Издерганный врач, работавший много часов без перерыва, хотел было отказать, но заметил, что Рэйчел чуть не плачет.
— В чем дело? — предупредительно спросил он.
— У меня будет ребенок, — прямо ответила она.
— О боже, — потрясенно ахнул доктор. — Это же не имеет отношения к тому симпатичному молодому офицеру, которого вы так заботливо выхаживали?
— Имеет, — призналась Рэйчел.
— Что ж, начну искать вам замену. И что вы планируете делать?
— Вернусь домой в Шеффилд. Напишу Марку и сообщу о беременности.
Но не успела она сесть за письмо, а врач — начать искать ей замену, как пришли сводки погибших под Амьеном, и мир ее перевернулся, а кошмары стали страшной реальностью.
Потребность кормить ненасытное чрево войны влияла даже на доставку почты.

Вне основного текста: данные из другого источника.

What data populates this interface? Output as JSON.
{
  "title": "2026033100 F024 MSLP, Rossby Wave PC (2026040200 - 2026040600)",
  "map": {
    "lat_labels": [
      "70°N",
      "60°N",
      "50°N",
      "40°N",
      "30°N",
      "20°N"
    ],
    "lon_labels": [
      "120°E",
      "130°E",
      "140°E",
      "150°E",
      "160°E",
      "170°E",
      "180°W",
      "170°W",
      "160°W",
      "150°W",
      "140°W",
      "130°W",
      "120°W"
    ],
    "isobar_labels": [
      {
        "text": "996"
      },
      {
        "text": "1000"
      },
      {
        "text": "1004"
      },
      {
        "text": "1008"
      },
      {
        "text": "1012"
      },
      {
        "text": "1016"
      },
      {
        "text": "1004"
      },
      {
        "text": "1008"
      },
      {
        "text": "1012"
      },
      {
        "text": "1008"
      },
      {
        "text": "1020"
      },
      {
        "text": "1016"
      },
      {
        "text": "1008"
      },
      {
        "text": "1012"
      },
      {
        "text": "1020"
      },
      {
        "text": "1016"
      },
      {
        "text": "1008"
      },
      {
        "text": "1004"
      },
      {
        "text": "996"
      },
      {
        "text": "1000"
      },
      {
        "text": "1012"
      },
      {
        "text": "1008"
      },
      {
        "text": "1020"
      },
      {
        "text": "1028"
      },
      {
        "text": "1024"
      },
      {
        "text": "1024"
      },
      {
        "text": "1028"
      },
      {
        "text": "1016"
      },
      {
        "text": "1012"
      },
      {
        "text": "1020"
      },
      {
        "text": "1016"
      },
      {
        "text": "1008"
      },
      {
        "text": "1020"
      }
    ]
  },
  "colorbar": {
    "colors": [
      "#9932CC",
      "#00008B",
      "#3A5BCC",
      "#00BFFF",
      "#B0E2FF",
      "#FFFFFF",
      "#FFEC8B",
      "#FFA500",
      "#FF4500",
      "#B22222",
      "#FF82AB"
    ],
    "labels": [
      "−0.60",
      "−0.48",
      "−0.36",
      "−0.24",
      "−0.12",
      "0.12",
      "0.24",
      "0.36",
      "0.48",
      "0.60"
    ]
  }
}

Кому-то нужно было сидеть в окопах и держать линию фронта. Никто ни разу не задался вопросом, а не слишком ли высока цена. Задавшего такой вопрос немедля обвиняли в трусости. Однако истинной трусостью было молчание на фоне продолжавшегося кровопролития.
Весной тысяча девятьсот семнадцатого года Ханна получила письмо от Ады. Мать и дочь не общались много лет; слишком много обид, гнева и взаимных упреков повлек за собой отъезд Ады. Распечатывая конверт, Ханна даже испытала минутное искушение разорвать письмо, не читая его. Но мудрость возобладала, и она села в гостиной и прочла, что написала дочь.
Дорогая мама,
надеюсь, письмо до тебя дойдет. Письма сейчас часто теряются. Разумеется, я знаю об этом лишь по слухам; у нас здесь новостей так мало, что приходится довольствоваться слухами. Я говорю «у нас здесь», потому что мне нельзя раскрывать свое местонахождение; скажу лишь, что работаю в полевом госпитале недалеко от линии фронта. В самом начале войны я добровольно пошла служить медсестрой и с тех пор так и служу здесь и в других подобных местах. Даже не стану описывать все ужасы, которые я повидала, и условия, в которых мне приходилось жить: не потому что боюсь цензуры, а потому что ты решишь, что я преувеличиваю.
На прошлой неделе случилось затишье в боях. То ли у них кончились снаряды, то ли люди, стрелявшие из пушек. Я улучила пару часов и прогулялась по окрестностям деревни, где мы стоим. Тут так красиво, и пейзажи напоминают йоркширские. Вдали от резни, свидетелем которой я каждый день являюсь, мысли мои очистились, и я поняла, что должна написать это письмо.